GROSS PATHOLOGY: No findings attributable to treatment.


HISTOPATHOLOGY: No findings attributable to treatment. All histology findings were typical of spontaneously arising background findings in rats of this strain and age.

Effect levels

open allclose all

Target system / organ toxicity

Applicant's summary and conclusion

Conclusions:

In conclusion, under the conditions of this study, toxicity was exhibited at levels of 5000 and 20000 p.p.m., but there were no clear effects of toxicity at 1000 p.p.m.  Therefore the parental NOEL was considered to be 1000 p.p.m. For reproductive parameters the NOEL was considered to be 5000 p.p.m.

Executive summary:

Aim:

The test item, Tall Oil (CAS No. 8002-26-4), is a chemical undergoing testing by the Sponsor. The objective of this study was to provide initial information on possible effects on reproduction and development in rats.

Method:

Four groups of 10 male and 10 female Sprague-Dawley rats received the test item via the diet at concentrations of 0, 1000, 5000 and 20000 p.p.m. Tall Oil. The males were dosed for at least 4 weeks, starting from 2 weeks prior to mating. The females were dosed from 2 weeks prior to mating until at least Day 6 of lactation.
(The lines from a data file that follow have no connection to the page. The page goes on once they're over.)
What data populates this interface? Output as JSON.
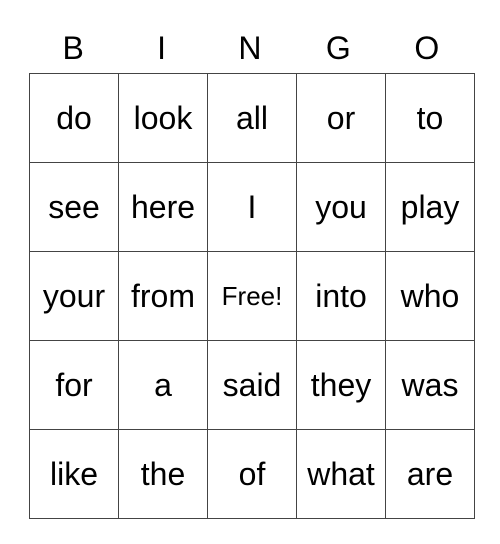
{
  "header": [
    "B",
    "I",
    "N",
    "G",
    "O"
  ],
  "rows": [
    [
      "do",
      "look",
      "all",
      "or",
      "to"
    ],
    [
      "see",
      "here",
      "I",
      "you",
      "play"
    ],
    [
      "your",
      "from",
      "Free!",
      "into",
      "who"
    ],
    [
      "for",
      "a",
      "said",
      "they",
      "was"
    ],
    [
      "like",
      "the",
      "of",
      "what",
      "are"
    ]
  ]
}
The animals were monitored for clinical signs, body weight, food consumption, mating and litter performance.

Blood samples were taken from 5 males and 5 females per group for laboratory investigations. Males were sampled during Week 5: females were sampled on Day 6 of lactation. All animals were subjected to necropsy, which included weighing of major organs.  Histopathology was conducted on tissues from 5 males from Control and High dose, and 7 females from the Control and 8 females from the High dose.

Results

At 20000 p.p.m. in-life observations included decreased weight gain and food consumption in both sexes. Increased male liver weight following covariance analysis, and increases in bilirubin and alkaline phosphatase were noted in both sexes.  In addition, small decreases were noted in adrenal gland weight in both sexes, and in albumin, white blood cell count and ovary weight in females; spleen weight and cholesterol were slightly increased in males.

At 5000 p.p.m. liver weight in males and alkaline phosphatase in both sexes were increased.  Female adrenal gland weight was reduced. The only indication of reproductive toxicity was a marginal decrease in implant sites at 20000 ppm with a corresponding decrease in the mean total number of pups born compared to all other dose groups.  However, due to the very slight differences compared to the Control group, there is some doubt as to the reproducibility of this finding.

Conclusion

In conclusion, under the conditions of this study, toxicity was exhibited at levels of 5000 and 20000 p.p.m., but there were no clear effects of toxicity at 1000 p.p.m.  Therefore the parental NOEL was considered to be 1000 p.p.m. For reproductive parameters the NOEL was considered to be 5000 p.p.m.